Conference examines ways to reconnect the study of business with creative humanism

By: Lauren Otis
   In the academic realm, running a business is too often imagined, and taught, as a non-human, mechanical enterprise, involving principles of return on investment and shareholder profits, when it is in fact a creative, and inherently human, activity.
   So posited two faculty members of the University of Virginia’s Darden School of Business, at a recent two-day conference at Princeton University’s Friend Center entitled "Rethinking Business Management: An Examination of the Foundations of Business Education." The conference was organized by The Witherspoon Institute, and co-sponsored by Princeton’s Bendheim Center for Finance, The Clayton Fund, The Social Trends Institute, and The Philadelphia Trust Company.
   "We’ve built this view of business as a non-human enterprise," said R. Edward Freeman, Olsson Professor of Business Administration and director of the Olsson Center for Applied Ethics at the Darden Business School.
   In fact, people running businesses "are actually excited, stimulated, passionate — they are fully alive as human beings," said David Newkirk, CEO of Executive Education at the Darden school.
   At business schools "if you get business wrong you get management wrong," said Mr. Newkirk. "Our view is there is a serious problem (at business schools) currently which stems from the flawed view of business itself, that it is impossible to insert human activity and ethics into it," he added.
   "We’ve been tending to focus on management as decision rather than creation," Mr. Newkirk said.
   If business is embraced as a human enterprise, and management and leadership as an art, then the world of business becomes one aspect of the human condition, as it should be, said Mr. Newkirk.
   This in turn "leads to a new more clear vision of what a manager is and does," he said.
   "If human beings are what is making business what it is, we need to rethink business education," said Mr. Freeman. Opening up to the creative side of business people, and "bringing the humanities into business" is already happening at companies across the country "but I am not optimistic this is going to happen in my world of business schools," he added.

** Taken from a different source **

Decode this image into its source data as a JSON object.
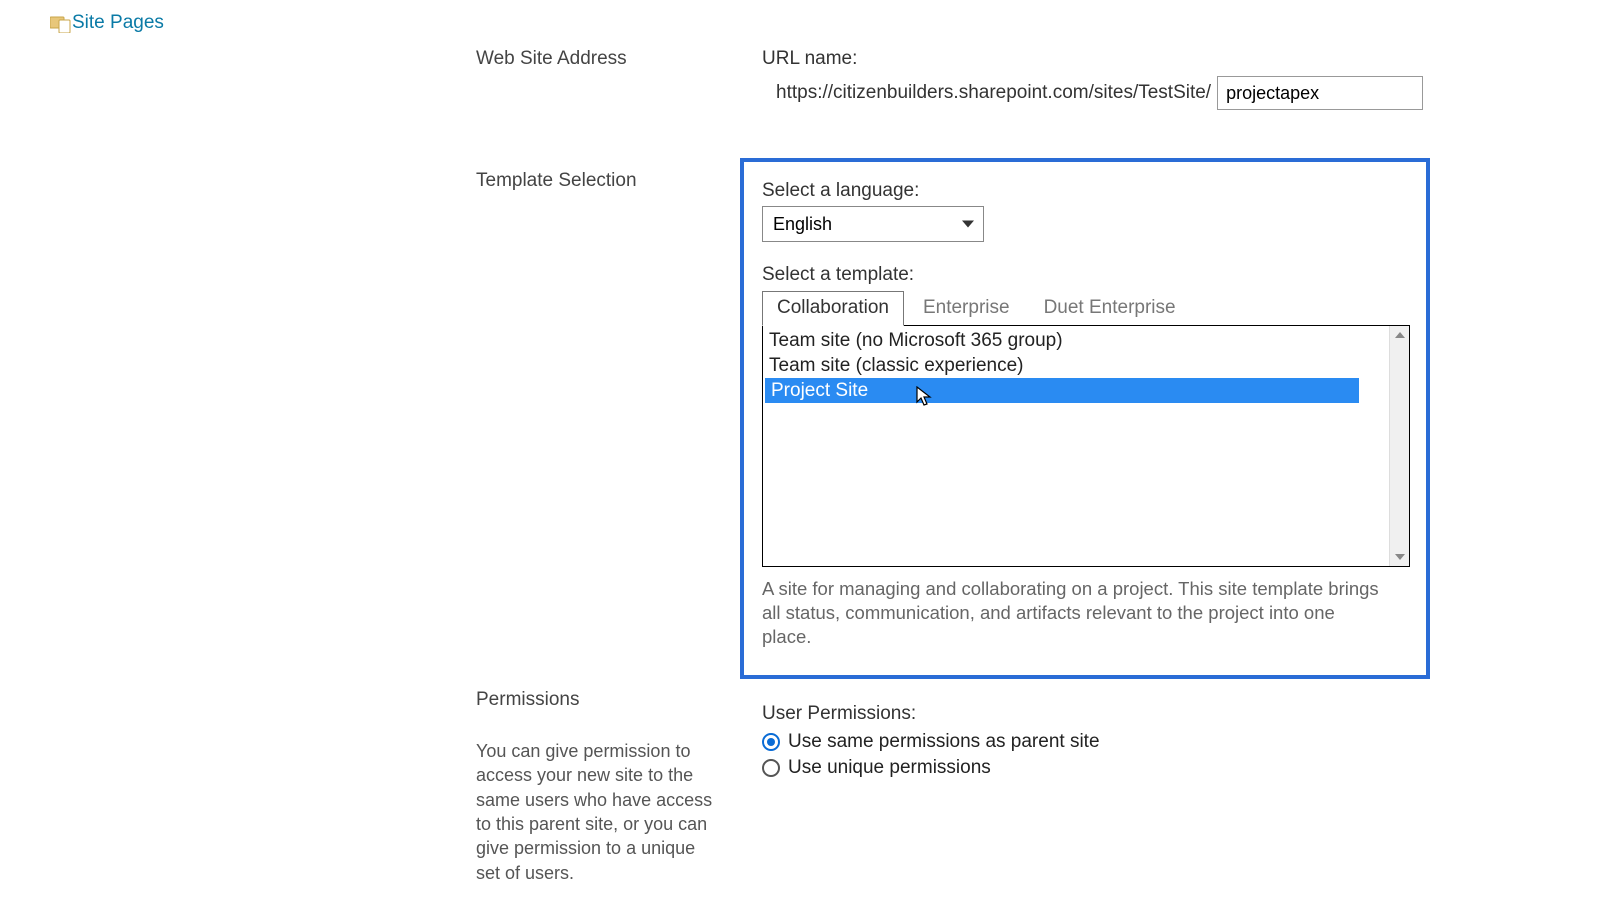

   Mr. Freeman described what he termed a "separation fallacy" whereby there is "business on the one side, ethics on the other side and never the twain shall meet."
   "It makes no sense to talk about business without talking about ethics, talk ethics without talking business, talk business without talking about people," he said.
   Mr. Freeman cited the "ethically thick idea" of marketing being built on promises as an example.
   In their use of case studies, business schools need to take pains to show "how the kinds of stories we tell about business are more fundamentally human," he added.
   Noting that "the inventions of managers change the nature of business," Mr. Freeman acknowledged that, as a discipline, business is inherently different from other areas of academic study. Citing some of the "great waves of change in business" — the advent of limited liability companies, management as a profession, and huge changes brought about by dot coms using the Internet for business purposes — Mr. Freeman said: "When you have a paradigm shift in physics the atoms don’t change. When you have a paradigm shift in business the nature of business changes."
   Mr. Freeman and Mr. Newkirk admitted that the truly creative and innovative in the business world, the entrepreneurs, probably have no reason to be in business school. But for the purposes of study and education, business schools should embrace the full humanistic spectrum of business endeavor, they said.
   Mr. Freeman and Mr. Newkirk both concluded by giving musical analogies to describe the true nature of management, and it’s portrayal in business education. When examining "management as creativity, the metaphor we may want to think about is jazz," said Mr. Newkirk.
   Mr. Freeman quoted Warren Haynes, a slide guitarist: "He said, ‘When you play the blues it doesn’t matter how many notes you play, you just have to mean the notes you play.’ It strikes me that we have to look at the notes we want to play and mean them."